At first blush, the chart below tells the story of the demise of brick-and-mortar retail in the United States.
"Nearly 140 million square feet of shopping center space was built in the U.S. between 2002 and 2008," says ChainLinks Advisors in its Fall/Winter 2013 Retail Review & Forecast.
"Since then, only 20 million square feet of new product has been developed."
The rise of e-commerce and its impact on physical stores is widely known. Shoppers increasingly tend to spend their dollars at online retailers like Amazon rather than go to a store to make the same purchases in person.
But the lack of development of new retail space is posing another issue to the industry as vacancy rates fall from peak levels hit in the wake of the recession, as ChainLinks explains:
On the surface, when considering [the impact of e-commerce], it would be easy to assume that shopping center vacancy would actually be climbing. Or, at best, flat. But we do actually continue to see growth in the retail sector. And bricks and mortar retailer demand is actually on the upswing.
Certainly, one factor that has helped to bring vacancy numbers down has been the fact that there has been so little new retail development in recent years. Nearly 140 million square feet of shopping center space was built in the U.S. between 2002 and 2008. Since then, we have only seen about 20 million square feet of new product delivered.
Yet, ironically, this is becoming one of the vexing issues in the marketplace. Retailer demand is up and has been for a number of years in some of the strongest performing local economies in the U.S. That demand is heavy for quality, Class A space.
Yet, we have now reached a point where little of that type of space remains available in even the slowest recovering marketplaces. At the beginning of the recovery, we saw the strongest occupancy growth numbers being produced by markets like Washington DC, San Francisco, Boston, New York, Dallas, Houston and other major metros where local economies were ahead of the curve in terms of recovery. Yet, with just a few exceptions, over the past year we have seen metros like Denver, Phoenix, Minneapolis, Atlanta and Pittsburgh supplant them in terms of being growth leaders.

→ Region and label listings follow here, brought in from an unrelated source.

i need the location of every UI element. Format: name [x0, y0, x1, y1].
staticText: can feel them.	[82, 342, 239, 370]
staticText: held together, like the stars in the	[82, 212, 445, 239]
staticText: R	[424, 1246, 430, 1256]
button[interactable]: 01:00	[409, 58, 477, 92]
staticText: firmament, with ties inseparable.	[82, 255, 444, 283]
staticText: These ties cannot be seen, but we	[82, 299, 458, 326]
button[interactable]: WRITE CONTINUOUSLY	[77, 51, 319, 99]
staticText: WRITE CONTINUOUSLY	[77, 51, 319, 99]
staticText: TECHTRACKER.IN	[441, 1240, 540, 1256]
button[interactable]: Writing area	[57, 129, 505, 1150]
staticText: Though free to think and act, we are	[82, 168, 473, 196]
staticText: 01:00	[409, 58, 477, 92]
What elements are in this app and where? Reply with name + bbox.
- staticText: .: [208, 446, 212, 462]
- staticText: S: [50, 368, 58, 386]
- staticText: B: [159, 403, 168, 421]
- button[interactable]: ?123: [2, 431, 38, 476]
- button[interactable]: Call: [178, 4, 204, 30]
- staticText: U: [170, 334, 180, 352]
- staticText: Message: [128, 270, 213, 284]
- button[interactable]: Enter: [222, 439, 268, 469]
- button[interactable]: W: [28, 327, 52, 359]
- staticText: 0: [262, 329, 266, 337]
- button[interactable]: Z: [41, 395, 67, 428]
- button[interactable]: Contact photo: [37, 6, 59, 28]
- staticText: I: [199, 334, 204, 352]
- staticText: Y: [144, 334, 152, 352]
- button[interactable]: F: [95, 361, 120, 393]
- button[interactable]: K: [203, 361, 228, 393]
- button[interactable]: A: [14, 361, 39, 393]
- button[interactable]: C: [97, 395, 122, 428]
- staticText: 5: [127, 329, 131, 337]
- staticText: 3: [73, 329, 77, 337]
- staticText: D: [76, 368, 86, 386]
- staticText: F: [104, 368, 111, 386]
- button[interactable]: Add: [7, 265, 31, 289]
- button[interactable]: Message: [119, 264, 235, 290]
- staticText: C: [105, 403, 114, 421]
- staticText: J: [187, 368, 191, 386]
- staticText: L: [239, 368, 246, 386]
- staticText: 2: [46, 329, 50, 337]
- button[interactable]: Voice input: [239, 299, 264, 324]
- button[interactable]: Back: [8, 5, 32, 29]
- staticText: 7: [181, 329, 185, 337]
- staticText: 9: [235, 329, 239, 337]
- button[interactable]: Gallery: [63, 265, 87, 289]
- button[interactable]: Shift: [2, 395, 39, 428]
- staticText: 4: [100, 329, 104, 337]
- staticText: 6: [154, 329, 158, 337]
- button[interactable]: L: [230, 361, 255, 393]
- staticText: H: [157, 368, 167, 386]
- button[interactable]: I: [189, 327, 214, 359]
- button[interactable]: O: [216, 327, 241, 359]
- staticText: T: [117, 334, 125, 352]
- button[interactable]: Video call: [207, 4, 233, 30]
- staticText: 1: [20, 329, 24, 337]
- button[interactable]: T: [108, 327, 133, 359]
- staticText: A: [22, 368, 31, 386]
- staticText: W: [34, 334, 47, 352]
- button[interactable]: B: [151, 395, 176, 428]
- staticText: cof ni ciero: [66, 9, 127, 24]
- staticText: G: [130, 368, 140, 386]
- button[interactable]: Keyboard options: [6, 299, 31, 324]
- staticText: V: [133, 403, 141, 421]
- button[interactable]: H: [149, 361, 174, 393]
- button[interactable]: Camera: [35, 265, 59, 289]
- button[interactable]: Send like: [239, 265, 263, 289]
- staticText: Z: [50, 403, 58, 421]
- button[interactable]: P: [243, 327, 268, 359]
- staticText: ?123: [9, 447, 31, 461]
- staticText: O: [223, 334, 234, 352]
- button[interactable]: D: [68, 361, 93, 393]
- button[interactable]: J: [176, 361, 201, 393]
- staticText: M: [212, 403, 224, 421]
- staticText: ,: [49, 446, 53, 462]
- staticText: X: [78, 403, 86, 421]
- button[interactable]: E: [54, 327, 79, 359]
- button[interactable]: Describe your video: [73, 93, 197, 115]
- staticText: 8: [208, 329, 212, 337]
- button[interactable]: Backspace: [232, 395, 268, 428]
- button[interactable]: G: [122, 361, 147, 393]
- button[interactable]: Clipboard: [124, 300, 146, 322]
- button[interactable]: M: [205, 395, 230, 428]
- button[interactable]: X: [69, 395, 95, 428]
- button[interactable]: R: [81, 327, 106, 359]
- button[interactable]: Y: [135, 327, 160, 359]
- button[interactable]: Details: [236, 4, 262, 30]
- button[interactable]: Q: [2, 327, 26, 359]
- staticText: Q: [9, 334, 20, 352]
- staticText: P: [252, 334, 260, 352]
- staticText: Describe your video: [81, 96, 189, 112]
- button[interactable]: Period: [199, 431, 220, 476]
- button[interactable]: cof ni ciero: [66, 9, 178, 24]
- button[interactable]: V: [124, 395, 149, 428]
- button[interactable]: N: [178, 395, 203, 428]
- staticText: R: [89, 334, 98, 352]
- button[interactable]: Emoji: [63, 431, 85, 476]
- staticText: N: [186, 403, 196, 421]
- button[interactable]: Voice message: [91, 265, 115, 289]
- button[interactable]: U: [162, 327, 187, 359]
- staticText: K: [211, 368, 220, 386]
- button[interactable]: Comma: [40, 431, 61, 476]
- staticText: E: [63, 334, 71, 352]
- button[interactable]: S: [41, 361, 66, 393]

The reasons are two-fold; economic improvement has accelerated in most of the nation’s second-tier markets and is no longer something just occurring in those regions with a strong energy or tech presence. And the other reason for this is the fact that national retail chains seeking to grow are facing challenges in finding any Class A space left in last year’s hot markets.
Does that mean that the marketplace is ready for another huge wave of speculative retail development like what we saw between 2002 and 2008? Absolutely not—but what most major markets are in dire need of and are still only seeing in insufficient numbers are quality redevelopment projects within strong existing trade areas.